5 Pajak dipergunakan untuk membiayai pengeluaran umum pemerintahan dalam menjalankan pemerintahan
Sebagian besar dari kita pasti sudah sangat mengerti mendeskripsikan pokok terakhir dari definisi pajak ini, namun perlu diketahui, belum banyak negara yang benar-benar sempurna mengalokasikan pajak yang telah dipungut dari rakyatnya. Sampai saat ini, baru negara-negara maju seperti Amerika Serikat, Inggris, Perancis, dan Belanda yang mampu menerapkan disiplin membayar pajak kepada sebagian besar rakyatnya.

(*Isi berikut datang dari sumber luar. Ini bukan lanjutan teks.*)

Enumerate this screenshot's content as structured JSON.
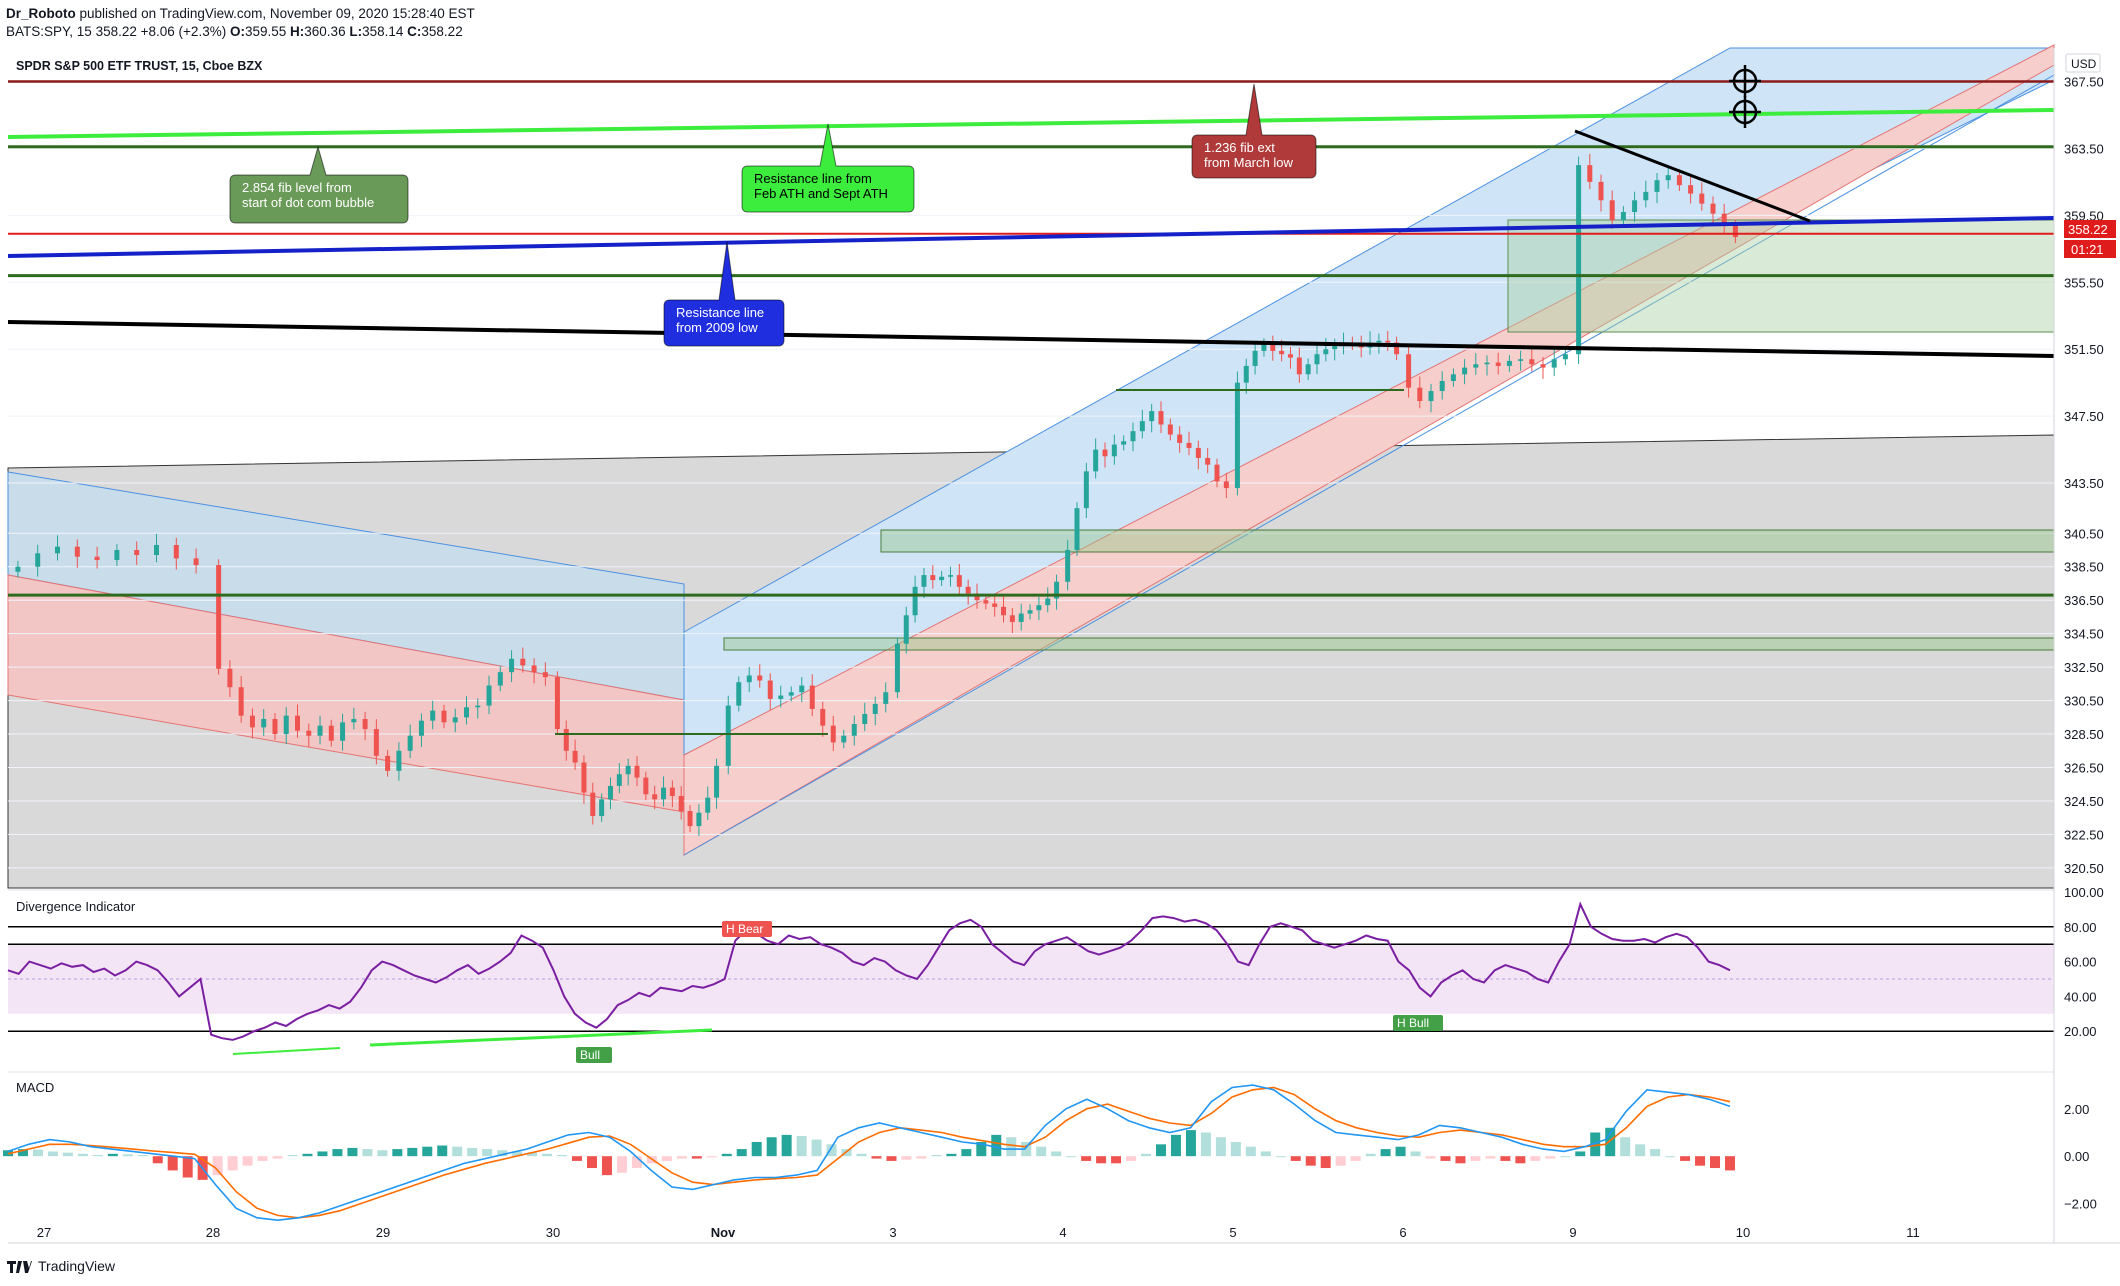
{
  "header": {
    "author": "Dr_Roboto",
    "published_text": "published on TradingView.com, November 09, 2020 15:28:40 EST",
    "symbol_line_prefix": "BATS:SPY, 15",
    "last_price": "358.22",
    "change": "+8.06 (+2.3%)",
    "open_label": "O:",
    "open": "359.55",
    "high_label": "H:",
    "high": "360.36",
    "low_label": "L:",
    "low": "358.14",
    "close_label": "C:",
    "close": "358.22"
  },
  "chart_title": "SPDR S&P 500 ETF TRUST, 15, Cboe BZX",
  "currency": "USD",
  "price_badge": "358.22",
  "countdown_badge": "01:21",
  "footer_brand": "TradingView",
  "colors": {
    "up": "#26a69a",
    "down": "#ef5350",
    "rsi": "#7b1fa2",
    "macd": "#2196f3",
    "signal": "#ff6d00",
    "green_line": "#2e6b1f",
    "lime_line": "#3ded3d",
    "red_line": "#e01b1b",
    "maroon_line": "#8b1a1a",
    "blue_line": "#1421c9"
  },
  "annotations": [
    {
      "text": "2.854 fib level from\nstart of dot com bubble",
      "color": "#6a9a58"
    },
    {
      "text": "Resistance line from\nFeb ATH and Sept ATH",
      "color": "#3ded3d"
    },
    {
      "text": "1.236 fib ext\nfrom March low",
      "color": "#b03a3a"
    },
    {
      "text": "Resistance line\nfrom 2009 low",
      "color": "#1f2fe0"
    }
  ],
  "panes": {
    "rsi_title": "Divergence Indicator",
    "macd_title": "MACD",
    "rsi_labels": [
      "H Bear",
      "Bull",
      "H Bull"
    ]
  },
  "chart_data": [
    {
      "type": "candlestick",
      "title": "SPDR S&P 500 ETF TRUST, 15, Cboe BZX",
      "x_tick_labels": [
        "27",
        "28",
        "29",
        "30",
        "Nov",
        "3",
        "4",
        "5",
        "6",
        "9",
        "10",
        "11"
      ],
      "y_tick_labels": [
        "367.50",
        "363.50",
        "359.50",
        "355.50",
        "351.50",
        "347.50",
        "343.50",
        "340.50",
        "338.50",
        "336.50",
        "334.50",
        "332.50",
        "330.50",
        "328.50",
        "326.50",
        "324.50",
        "322.50",
        "320.50"
      ],
      "ylim": [
        319.3,
        369.5
      ],
      "series": [
        {
          "name": "BATS:SPY",
          "close": [
            338.5,
            339.3,
            339.7,
            339.1,
            338.9,
            339.5,
            339.2,
            339.8,
            339.0,
            338.6,
            332.4,
            331.3,
            329.6,
            328.9,
            329.4,
            328.5,
            329.6,
            328.7,
            328.4,
            329.0,
            328.1,
            329.2,
            329.4,
            328.8,
            327.2,
            326.3,
            327.5,
            328.4,
            329.3,
            329.9,
            329.2,
            329.5,
            330.1,
            330.2,
            331.4,
            332.2,
            333.0,
            332.6,
            332.2,
            331.9,
            328.8,
            327.5,
            326.8,
            325.0,
            323.6,
            324.6,
            325.4,
            326.1,
            326.6,
            325.9,
            324.9,
            324.6,
            325.3,
            324.8,
            323.9,
            323.0,
            323.8,
            324.7,
            326.6,
            330.2,
            331.6,
            332.0,
            331.7,
            330.6,
            330.8,
            331.0,
            331.4,
            330.0,
            329.0,
            328.0,
            328.4,
            329.1,
            329.7,
            330.3,
            331.0,
            333.9,
            335.6,
            337.3,
            338.0,
            337.7,
            337.9,
            338.0,
            337.3,
            336.9,
            336.5,
            336.3,
            336.1,
            335.6,
            335.2,
            335.7,
            335.9,
            336.2,
            336.6,
            337.6,
            339.5,
            342.0,
            344.2,
            345.5,
            345.1,
            345.8,
            346.0,
            346.6,
            347.2,
            347.8,
            347.0,
            346.4,
            345.9,
            345.6,
            345.0,
            344.6,
            343.6,
            343.2,
            349.5,
            350.5,
            351.4,
            351.8,
            351.4,
            351.2,
            351.0,
            350.0,
            350.6,
            351.2,
            351.5,
            351.7,
            351.9,
            351.8,
            351.6,
            351.9,
            352.0,
            351.9,
            351.2,
            349.2,
            348.4,
            349.0,
            349.6,
            350.0,
            350.4,
            350.6,
            350.7,
            350.5,
            350.8,
            350.9,
            350.6,
            350.4,
            350.9,
            351.2,
            362.5,
            361.5,
            360.4,
            359.2,
            359.7,
            360.4,
            360.9,
            361.6,
            361.9,
            361.3,
            360.8,
            360.2,
            359.6,
            358.9,
            358.2
          ]
        }
      ],
      "overlays": [
        {
          "name": "2.854 fib level from start of dot com bubble",
          "price": 363.6
        },
        {
          "name": "Resistance line from Feb ATH and Sept ATH",
          "from": 363.8,
          "to": 366.4
        },
        {
          "name": "1.236 fib ext from March low",
          "price": 367.5
        },
        {
          "name": "Resistance line from 2009 low",
          "from": 356.6,
          "to": 359.0
        },
        {
          "name": "support",
          "price": 355.9
        },
        {
          "name": "support",
          "price": 336.8
        },
        {
          "name": "red level",
          "price": 358.4
        }
      ]
    },
    {
      "type": "line",
      "title": "Divergence Indicator",
      "y_tick_labels": [
        "100.00",
        "80.00",
        "60.00",
        "40.00",
        "20.00"
      ],
      "ylim": [
        0,
        100
      ],
      "bands": [
        30,
        70
      ],
      "levels": [
        20,
        80,
        70
      ],
      "series": [
        {
          "name": "",
          "values": [
            55,
            53,
            60,
            58,
            56,
            59,
            57,
            58,
            54,
            56,
            52,
            55,
            60,
            58,
            55,
            48,
            40,
            45,
            50,
            18,
            16,
            15,
            17,
            20,
            22,
            25,
            23,
            27,
            30,
            32,
            35,
            33,
            37,
            45,
            55,
            60,
            58,
            55,
            52,
            50,
            48,
            51,
            55,
            58,
            53,
            56,
            60,
            65,
            75,
            72,
            68,
            55,
            40,
            30,
            25,
            22,
            27,
            35,
            38,
            42,
            40,
            45,
            44,
            43,
            46,
            45,
            47,
            50,
            72,
            78,
            76,
            72,
            70,
            75,
            73,
            74,
            70,
            68,
            65,
            60,
            58,
            62,
            60,
            55,
            52,
            50,
            58,
            68,
            78,
            82,
            84,
            80,
            70,
            65,
            60,
            58,
            66,
            70,
            72,
            74,
            70,
            66,
            64,
            66,
            68,
            72,
            78,
            85,
            86,
            85,
            83,
            84,
            82,
            78,
            70,
            60,
            58,
            70,
            80,
            82,
            80,
            78,
            72,
            70,
            68,
            70,
            72,
            75,
            73,
            72,
            60,
            55,
            45,
            40,
            48,
            52,
            55,
            50,
            48,
            55,
            58,
            56,
            54,
            50,
            48,
            60,
            70,
            93,
            80,
            76,
            73,
            72,
            72,
            73,
            71,
            74,
            76,
            74,
            68,
            60,
            58,
            55
          ]
        }
      ]
    },
    {
      "type": "bar",
      "title": "MACD",
      "y_tick_labels": [
        "2.00",
        "0.00",
        "-2.00"
      ],
      "ylim": [
        -3.2,
        3.3
      ],
      "series": [
        {
          "name": "histogram",
          "values": [
            0.25,
            0.3,
            0.28,
            0.2,
            0.15,
            0.1,
            0.05,
            0.1,
            0.08,
            0.05,
            -0.3,
            -0.6,
            -0.9,
            -1.0,
            -0.8,
            -0.6,
            -0.4,
            -0.2,
            -0.1,
            0.05,
            0.1,
            0.2,
            0.3,
            0.35,
            0.3,
            0.25,
            0.3,
            0.35,
            0.4,
            0.45,
            0.4,
            0.35,
            0.3,
            0.25,
            0.2,
            0.15,
            0.1,
            0.05,
            -0.2,
            -0.5,
            -0.8,
            -0.7,
            -0.5,
            -0.3,
            -0.2,
            -0.1,
            -0.1,
            -0.05,
            0.1,
            0.3,
            0.6,
            0.8,
            0.9,
            0.85,
            0.7,
            0.5,
            0.3,
            0.1,
            -0.1,
            -0.2,
            -0.15,
            -0.1,
            0.05,
            0.1,
            0.3,
            0.6,
            0.9,
            0.8,
            0.6,
            0.4,
            0.2,
            0.0,
            -0.2,
            -0.3,
            -0.3,
            -0.2,
            0.1,
            0.5,
            0.9,
            1.1,
            1.0,
            0.8,
            0.6,
            0.4,
            0.2,
            0.0,
            -0.2,
            -0.4,
            -0.5,
            -0.4,
            -0.2,
            0.1,
            0.3,
            0.4,
            0.2,
            -0.1,
            -0.2,
            -0.3,
            -0.2,
            -0.1,
            -0.2,
            -0.3,
            -0.2,
            -0.1,
            0.0,
            0.2,
            1.0,
            1.2,
            0.8,
            0.5,
            0.3,
            0.0,
            -0.2,
            -0.4,
            -0.5,
            -0.6
          ]
        },
        {
          "name": "MACD",
          "values": [
            0.2,
            0.5,
            0.7,
            0.6,
            0.4,
            0.3,
            0.2,
            0.1,
            0.0,
            -0.1,
            -1.2,
            -2.2,
            -2.6,
            -2.7,
            -2.6,
            -2.4,
            -2.1,
            -1.8,
            -1.5,
            -1.2,
            -0.9,
            -0.6,
            -0.3,
            -0.1,
            0.1,
            0.3,
            0.6,
            0.9,
            1.0,
            0.8,
            0.2,
            -0.6,
            -1.3,
            -1.4,
            -1.2,
            -1.0,
            -0.9,
            -0.9,
            -0.8,
            -0.6,
            0.8,
            1.2,
            1.4,
            1.2,
            1.0,
            0.8,
            0.6,
            0.5,
            0.3,
            0.3,
            1.3,
            2.0,
            2.4,
            2.0,
            1.5,
            1.2,
            1.0,
            1.2,
            2.3,
            2.9,
            3.0,
            2.8,
            2.2,
            1.5,
            1.0,
            0.9,
            0.8,
            0.7,
            0.9,
            1.3,
            1.2,
            1.0,
            0.8,
            0.5,
            0.3,
            0.2,
            0.4,
            0.7,
            1.9,
            2.8,
            2.7,
            2.6,
            2.4,
            2.1
          ]
        },
        {
          "name": "Signal",
          "values": [
            0.1,
            0.3,
            0.5,
            0.5,
            0.45,
            0.38,
            0.3,
            0.22,
            0.15,
            0.08,
            -0.5,
            -1.5,
            -2.2,
            -2.5,
            -2.6,
            -2.5,
            -2.3,
            -2.0,
            -1.7,
            -1.4,
            -1.1,
            -0.8,
            -0.55,
            -0.3,
            -0.1,
            0.1,
            0.3,
            0.55,
            0.8,
            0.85,
            0.5,
            -0.1,
            -0.7,
            -1.1,
            -1.2,
            -1.1,
            -1.0,
            -0.95,
            -0.9,
            -0.8,
            -0.1,
            0.6,
            1.0,
            1.2,
            1.1,
            1.0,
            0.8,
            0.65,
            0.5,
            0.4,
            0.8,
            1.5,
            2.0,
            2.2,
            1.9,
            1.6,
            1.4,
            1.3,
            1.8,
            2.5,
            2.8,
            2.9,
            2.6,
            2.0,
            1.5,
            1.2,
            1.0,
            0.85,
            0.8,
            1.0,
            1.1,
            1.0,
            0.9,
            0.7,
            0.5,
            0.4,
            0.4,
            0.5,
            1.2,
            2.1,
            2.5,
            2.6,
            2.5,
            2.3
          ]
        }
      ]
    }
  ]
}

Implikasi perpajakan dalam kehidupan masyarakat tidak lepas dari prinsip-prinsip yang dirancang oleh pemungut pajak yang lebih dikenal dengan istilah fiscus. Prinsip paling awal yang dianut oleh para fiskus selama berabad-abad adalah benefit principle yang pada intinya menjelaskan bahwa fiskus berwewenang untuk memungut pajak kepada setiap penduduk karena secara tidak langsung mereka telah menikmati perlindungan dari negara yang pertama kali dikemukakan oleh Adam Smith: The subject of every state ought to contribute towards the support of the government, as nearly as possible, in proportion to their respectively enjoy under the protection of the state. Namun sejak pertengah abad XX, prinsip ini mulai ditinggalkan dan berkembang hingga yang menjadi pedoman pemungutan pajak hingga saat ini adalah ability to pay principle yaitu dalam hal memungut pajak, fiskus seharusnya lebih memperhatikan kemampuan penduduk untuk membayar pajak. Selanjutnya prinsip ini dibedakan menjadi horizontal equity yang mengandung makna kepada orang-orang yang sama harus mendapat perlakuan yang sama dalam literatur perpajakan, misalnya: Tuan A memiliki jabatan sebagai direktur, Tuan B memiliki jabatan sebagai supirnya, di dalam Hukum Pajak, keduanya memiliki kewajiban yang sama untuk melaporkan penghasilannya dan menyetorkan pajak sesuai dengan ketentuan yang berlaku. Yang kedua adalah vertical equity yang mengandung makna kepada orang yang tidak sama diperlakukan secara tidak sama pula, misalnya Tuan A memiliki penghasilan Rp 10.000.000 sebulan, Tuan B memiliki penghasilan Rp 1.000.000 sebulan, keduanya akan membayar pajak atas penghasilan mereka dengan jumlah yang berbeda.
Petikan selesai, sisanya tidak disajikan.